Perhaps public schools should provide reasonable expectations and trust for their teachers. You might retain a few more. Ask for SMART goals that are not just passing standards for the standardized tests. There is more to life than 75% passing in Math and Reading. If you make the learning experience engaging, student-centered, I believe the desired results will come. In both my former classrooms and the current, I strive to provide high-order thinking experiences and writing opportunities. I rarely if ever did kill and drill testing nonsense. Guess what? My students always did well -my Pre-AP, Inclusion, and General Ed. classes.
Another “perk” my private school has is they literally put a cap on class size. One teacher apologized for one of my classes being “too big”. “Um - your idea of too big and mine are two different numbers.” I thought. My biggest classes in public school were between 35-40 per section. My biggest section right now is 18. It is heaven.
Our school has worked round the clock to provide us with a hybrid schedule - 3 days a week we have 45 min classes and the other 2 days are 80 min blocks.
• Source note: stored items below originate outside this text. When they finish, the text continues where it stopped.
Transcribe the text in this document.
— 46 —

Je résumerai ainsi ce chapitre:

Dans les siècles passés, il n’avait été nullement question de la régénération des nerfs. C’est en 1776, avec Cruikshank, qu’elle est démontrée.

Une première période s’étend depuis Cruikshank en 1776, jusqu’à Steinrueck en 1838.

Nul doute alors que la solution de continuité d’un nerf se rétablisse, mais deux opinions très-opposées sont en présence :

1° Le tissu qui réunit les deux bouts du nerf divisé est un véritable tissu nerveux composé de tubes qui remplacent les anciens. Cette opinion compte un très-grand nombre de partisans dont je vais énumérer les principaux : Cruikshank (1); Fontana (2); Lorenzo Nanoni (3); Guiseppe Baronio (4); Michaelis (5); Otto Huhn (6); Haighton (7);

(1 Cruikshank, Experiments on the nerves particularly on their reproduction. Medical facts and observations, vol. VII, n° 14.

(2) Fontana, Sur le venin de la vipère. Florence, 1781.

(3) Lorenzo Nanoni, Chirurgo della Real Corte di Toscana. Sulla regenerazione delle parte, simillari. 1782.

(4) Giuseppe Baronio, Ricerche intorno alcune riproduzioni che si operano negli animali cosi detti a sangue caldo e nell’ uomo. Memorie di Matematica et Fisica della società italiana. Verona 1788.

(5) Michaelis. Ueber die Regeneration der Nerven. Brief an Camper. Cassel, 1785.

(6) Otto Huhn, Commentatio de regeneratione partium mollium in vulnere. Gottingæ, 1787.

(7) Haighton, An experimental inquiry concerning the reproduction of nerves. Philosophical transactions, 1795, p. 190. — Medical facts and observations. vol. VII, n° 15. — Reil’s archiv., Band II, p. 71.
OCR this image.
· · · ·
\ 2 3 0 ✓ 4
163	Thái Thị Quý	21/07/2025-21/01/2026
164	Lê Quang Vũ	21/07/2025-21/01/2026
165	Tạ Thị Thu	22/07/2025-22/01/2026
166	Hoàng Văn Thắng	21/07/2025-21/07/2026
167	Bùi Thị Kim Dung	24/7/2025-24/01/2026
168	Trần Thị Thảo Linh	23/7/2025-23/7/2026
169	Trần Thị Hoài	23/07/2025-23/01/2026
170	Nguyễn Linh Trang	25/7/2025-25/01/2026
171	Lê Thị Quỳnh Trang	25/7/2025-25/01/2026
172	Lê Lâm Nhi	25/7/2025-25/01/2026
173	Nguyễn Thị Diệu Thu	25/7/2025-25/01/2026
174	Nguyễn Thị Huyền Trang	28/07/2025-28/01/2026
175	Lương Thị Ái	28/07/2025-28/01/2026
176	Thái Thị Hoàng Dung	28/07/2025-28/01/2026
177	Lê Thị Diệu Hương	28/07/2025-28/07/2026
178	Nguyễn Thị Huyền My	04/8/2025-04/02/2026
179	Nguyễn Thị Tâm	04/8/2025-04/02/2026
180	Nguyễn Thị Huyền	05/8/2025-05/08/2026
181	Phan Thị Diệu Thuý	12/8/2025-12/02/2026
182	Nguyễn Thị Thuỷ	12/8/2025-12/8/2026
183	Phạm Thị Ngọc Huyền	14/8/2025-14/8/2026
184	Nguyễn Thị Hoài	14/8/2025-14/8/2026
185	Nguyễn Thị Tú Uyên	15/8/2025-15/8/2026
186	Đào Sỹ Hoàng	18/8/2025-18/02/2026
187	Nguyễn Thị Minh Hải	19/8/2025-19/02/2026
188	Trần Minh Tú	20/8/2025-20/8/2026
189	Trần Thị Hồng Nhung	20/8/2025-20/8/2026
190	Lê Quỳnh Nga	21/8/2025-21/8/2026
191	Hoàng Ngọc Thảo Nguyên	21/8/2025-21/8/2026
I actually have time and the ability to work one on one or small group interaction with my students. All of my students -- not just the ones who struggle in those 40 person scenarios.
I believe the common thread I see with my new experience in teaching in a private school is -trust and compassion = happy teachers. Our school did have a big turnover, but it was due to either retirement of a few or moving for job opportunities for others. I’ve been told this year was highly unusual for our school in teacher turnover. Regardless of the reason, I am very thankful the door opened for me. For the first time in my entire career, I come home every day with less stress and happy. Every teacher, no matter where they teach, deserves the same.